An interpretable machine learning framework for modelling macromolecular interaction mechanisms with nuclear magnetic resonance†
Abstract
Macromolecular interactions, such as polymer–protein binding, determine the biological fate of biomaterials. However, in most macromolecular binding systems, underlying interaction mechanisms are unclear, limiting capabilities for in vitro prediction. In particular, the atomic-level structure–activity relationships that drive protein–polymer binding are confounding. To overcome this gap, we developed a machine learning framework that applies interaction data from direct saturation compensated nuclear magnetic resonance (DISCO NMR) to classify polymer proton descriptors to their interactive behaviors with mucin proteins. The framework constructs structure-interaction trends from cross-polymer atomic-level behavior patterns, and identifies “undervalued” inert polymer groups with potential to be engineered towards interaction.
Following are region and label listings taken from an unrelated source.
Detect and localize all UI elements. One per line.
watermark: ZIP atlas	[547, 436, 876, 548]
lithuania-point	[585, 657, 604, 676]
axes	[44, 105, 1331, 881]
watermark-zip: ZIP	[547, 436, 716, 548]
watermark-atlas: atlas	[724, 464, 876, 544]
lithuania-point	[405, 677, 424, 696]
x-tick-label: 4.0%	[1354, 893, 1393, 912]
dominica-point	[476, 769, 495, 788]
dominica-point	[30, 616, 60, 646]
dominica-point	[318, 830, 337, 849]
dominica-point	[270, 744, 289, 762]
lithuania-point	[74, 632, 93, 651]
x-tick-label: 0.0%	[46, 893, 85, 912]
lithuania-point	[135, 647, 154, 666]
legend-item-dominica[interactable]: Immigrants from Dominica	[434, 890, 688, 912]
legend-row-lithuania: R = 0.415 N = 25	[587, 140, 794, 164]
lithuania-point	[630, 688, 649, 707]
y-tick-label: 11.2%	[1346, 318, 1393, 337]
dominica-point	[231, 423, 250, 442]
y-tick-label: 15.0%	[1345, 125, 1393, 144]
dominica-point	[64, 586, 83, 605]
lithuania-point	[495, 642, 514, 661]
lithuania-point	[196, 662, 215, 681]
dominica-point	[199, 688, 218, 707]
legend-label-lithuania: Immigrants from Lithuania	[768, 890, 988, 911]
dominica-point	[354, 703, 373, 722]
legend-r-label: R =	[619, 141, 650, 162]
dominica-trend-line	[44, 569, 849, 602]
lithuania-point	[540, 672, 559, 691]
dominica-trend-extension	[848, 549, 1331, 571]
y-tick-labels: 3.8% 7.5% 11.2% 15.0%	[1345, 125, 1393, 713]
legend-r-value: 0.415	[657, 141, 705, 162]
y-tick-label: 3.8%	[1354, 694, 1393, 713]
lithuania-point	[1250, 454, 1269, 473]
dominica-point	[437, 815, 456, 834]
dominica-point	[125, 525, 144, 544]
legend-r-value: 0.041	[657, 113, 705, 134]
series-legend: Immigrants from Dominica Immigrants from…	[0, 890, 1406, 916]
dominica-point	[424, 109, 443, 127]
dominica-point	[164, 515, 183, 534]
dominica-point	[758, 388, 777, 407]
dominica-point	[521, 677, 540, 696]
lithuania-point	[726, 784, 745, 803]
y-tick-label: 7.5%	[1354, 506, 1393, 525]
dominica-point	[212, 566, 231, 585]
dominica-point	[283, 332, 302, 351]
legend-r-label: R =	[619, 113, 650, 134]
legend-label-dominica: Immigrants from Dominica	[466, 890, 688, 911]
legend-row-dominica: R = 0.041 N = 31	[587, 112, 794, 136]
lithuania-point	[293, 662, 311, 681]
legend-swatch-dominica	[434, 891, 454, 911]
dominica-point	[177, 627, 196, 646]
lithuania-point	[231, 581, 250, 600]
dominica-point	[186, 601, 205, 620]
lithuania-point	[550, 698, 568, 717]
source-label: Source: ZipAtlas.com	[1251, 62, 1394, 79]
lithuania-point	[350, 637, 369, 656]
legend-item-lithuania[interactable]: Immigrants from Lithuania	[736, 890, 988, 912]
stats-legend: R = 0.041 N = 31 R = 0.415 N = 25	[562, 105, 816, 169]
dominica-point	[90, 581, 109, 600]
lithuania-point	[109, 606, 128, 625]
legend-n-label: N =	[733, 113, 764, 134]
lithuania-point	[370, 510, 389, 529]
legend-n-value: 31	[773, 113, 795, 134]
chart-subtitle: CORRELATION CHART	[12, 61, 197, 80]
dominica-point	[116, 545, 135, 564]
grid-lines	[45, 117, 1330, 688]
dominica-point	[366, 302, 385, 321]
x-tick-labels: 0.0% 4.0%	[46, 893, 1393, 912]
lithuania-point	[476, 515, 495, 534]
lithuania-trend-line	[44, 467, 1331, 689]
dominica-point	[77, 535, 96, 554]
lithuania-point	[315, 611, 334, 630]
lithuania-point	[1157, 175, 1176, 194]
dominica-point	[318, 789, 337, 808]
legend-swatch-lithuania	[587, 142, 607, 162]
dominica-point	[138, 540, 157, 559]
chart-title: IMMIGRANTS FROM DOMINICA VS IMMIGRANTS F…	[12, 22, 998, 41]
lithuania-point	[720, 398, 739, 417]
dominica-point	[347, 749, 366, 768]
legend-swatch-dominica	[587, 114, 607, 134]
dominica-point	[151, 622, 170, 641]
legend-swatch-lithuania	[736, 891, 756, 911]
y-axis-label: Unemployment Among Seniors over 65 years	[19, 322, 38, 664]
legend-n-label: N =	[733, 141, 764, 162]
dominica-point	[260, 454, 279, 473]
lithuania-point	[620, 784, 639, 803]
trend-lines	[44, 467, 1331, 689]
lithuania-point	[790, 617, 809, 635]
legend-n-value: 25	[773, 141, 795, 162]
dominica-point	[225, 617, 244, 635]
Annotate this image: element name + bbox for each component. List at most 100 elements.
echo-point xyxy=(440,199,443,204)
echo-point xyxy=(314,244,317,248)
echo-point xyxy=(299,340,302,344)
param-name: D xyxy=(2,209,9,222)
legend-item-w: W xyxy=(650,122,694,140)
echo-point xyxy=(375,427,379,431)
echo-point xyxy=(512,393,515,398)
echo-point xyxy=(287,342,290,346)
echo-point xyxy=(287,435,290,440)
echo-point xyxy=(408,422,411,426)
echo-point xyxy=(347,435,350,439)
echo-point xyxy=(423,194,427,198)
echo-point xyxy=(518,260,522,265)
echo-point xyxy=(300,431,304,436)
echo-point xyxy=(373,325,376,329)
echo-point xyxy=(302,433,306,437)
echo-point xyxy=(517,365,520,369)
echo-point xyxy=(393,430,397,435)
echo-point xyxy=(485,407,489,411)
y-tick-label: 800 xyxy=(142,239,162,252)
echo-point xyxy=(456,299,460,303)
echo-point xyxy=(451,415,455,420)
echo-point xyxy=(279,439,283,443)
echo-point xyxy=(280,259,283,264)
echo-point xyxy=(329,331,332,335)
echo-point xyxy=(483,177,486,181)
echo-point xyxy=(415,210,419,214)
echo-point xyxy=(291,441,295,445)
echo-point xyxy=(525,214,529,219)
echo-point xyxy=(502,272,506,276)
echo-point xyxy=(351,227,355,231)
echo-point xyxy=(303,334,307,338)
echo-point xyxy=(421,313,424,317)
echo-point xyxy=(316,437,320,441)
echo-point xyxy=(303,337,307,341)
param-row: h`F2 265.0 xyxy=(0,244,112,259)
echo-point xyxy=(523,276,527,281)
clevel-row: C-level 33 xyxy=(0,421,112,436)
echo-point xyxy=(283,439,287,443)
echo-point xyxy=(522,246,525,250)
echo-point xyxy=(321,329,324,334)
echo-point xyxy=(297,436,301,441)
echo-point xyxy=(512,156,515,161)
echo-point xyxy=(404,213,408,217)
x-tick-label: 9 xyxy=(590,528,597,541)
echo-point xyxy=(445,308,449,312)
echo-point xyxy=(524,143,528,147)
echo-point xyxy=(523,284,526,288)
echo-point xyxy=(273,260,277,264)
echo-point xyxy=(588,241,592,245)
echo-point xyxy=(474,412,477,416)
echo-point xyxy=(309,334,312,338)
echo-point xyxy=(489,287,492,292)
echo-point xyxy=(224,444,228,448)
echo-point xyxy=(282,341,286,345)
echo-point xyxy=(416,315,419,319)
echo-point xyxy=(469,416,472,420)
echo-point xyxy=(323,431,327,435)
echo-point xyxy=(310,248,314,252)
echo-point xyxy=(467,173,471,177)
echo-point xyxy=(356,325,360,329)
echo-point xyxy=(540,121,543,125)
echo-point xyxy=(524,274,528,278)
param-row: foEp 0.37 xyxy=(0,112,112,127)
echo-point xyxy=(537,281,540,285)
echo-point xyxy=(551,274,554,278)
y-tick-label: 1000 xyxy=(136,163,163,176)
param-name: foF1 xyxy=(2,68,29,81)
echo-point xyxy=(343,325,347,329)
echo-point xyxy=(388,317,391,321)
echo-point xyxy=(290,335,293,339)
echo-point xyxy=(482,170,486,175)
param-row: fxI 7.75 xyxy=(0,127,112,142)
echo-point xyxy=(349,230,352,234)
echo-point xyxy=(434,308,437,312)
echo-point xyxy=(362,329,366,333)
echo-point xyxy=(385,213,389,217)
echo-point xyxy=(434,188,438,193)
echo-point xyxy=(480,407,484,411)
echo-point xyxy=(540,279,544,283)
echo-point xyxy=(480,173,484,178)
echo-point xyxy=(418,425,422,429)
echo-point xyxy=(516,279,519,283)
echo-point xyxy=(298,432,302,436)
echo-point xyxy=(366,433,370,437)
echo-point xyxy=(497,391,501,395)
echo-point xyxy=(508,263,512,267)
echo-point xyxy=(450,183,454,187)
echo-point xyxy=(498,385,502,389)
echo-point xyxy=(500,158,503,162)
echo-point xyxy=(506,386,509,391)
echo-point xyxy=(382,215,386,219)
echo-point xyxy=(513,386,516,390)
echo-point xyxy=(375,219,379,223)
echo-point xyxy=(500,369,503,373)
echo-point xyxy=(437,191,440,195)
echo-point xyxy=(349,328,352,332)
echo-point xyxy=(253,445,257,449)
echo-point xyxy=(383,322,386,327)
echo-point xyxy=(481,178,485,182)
Trends are constructed from materials-agnostic interaction descriptors that combine chemical shift fingerprints, molecular weight, and cumulative DISCO effect from saturation transfer buildup, mapping proton chemical, physical, and conformational attributes together. In this work we constructed a fully-trained decision tree classifier to model structure–activity after applying principal component analysis (accuracy = 0.92, F1 = 0.87) and interpreted its decision rules to improve scientific understanding of mucin binding. Several undervalued inert protons identified by the model include: HPC 80 kDa (4.58 ppm), HPMC 120 kDa (4.48 ppm), PVA 105 kDa (1.58 ppm), DEX 150 kDa (5.20 ppm), PVP 55 kDa (3.89 ppm), CMC 90 kDa (4.58 ppm), and PEOZ 50 kDa (3.42 ppm). The model additionally suggested a structure–activity relationship is shared by HPC, CMC, DEX, and HPMC protons in the 80–150 kDa range. More broadly, the framework and its descriptors can be applied for data-driven discovery of new polymer formulations using previously obscure cross-polymer sub-group trends, and is similarly applicable to any receptor-ligand system compatible with DISCO-NMR screening.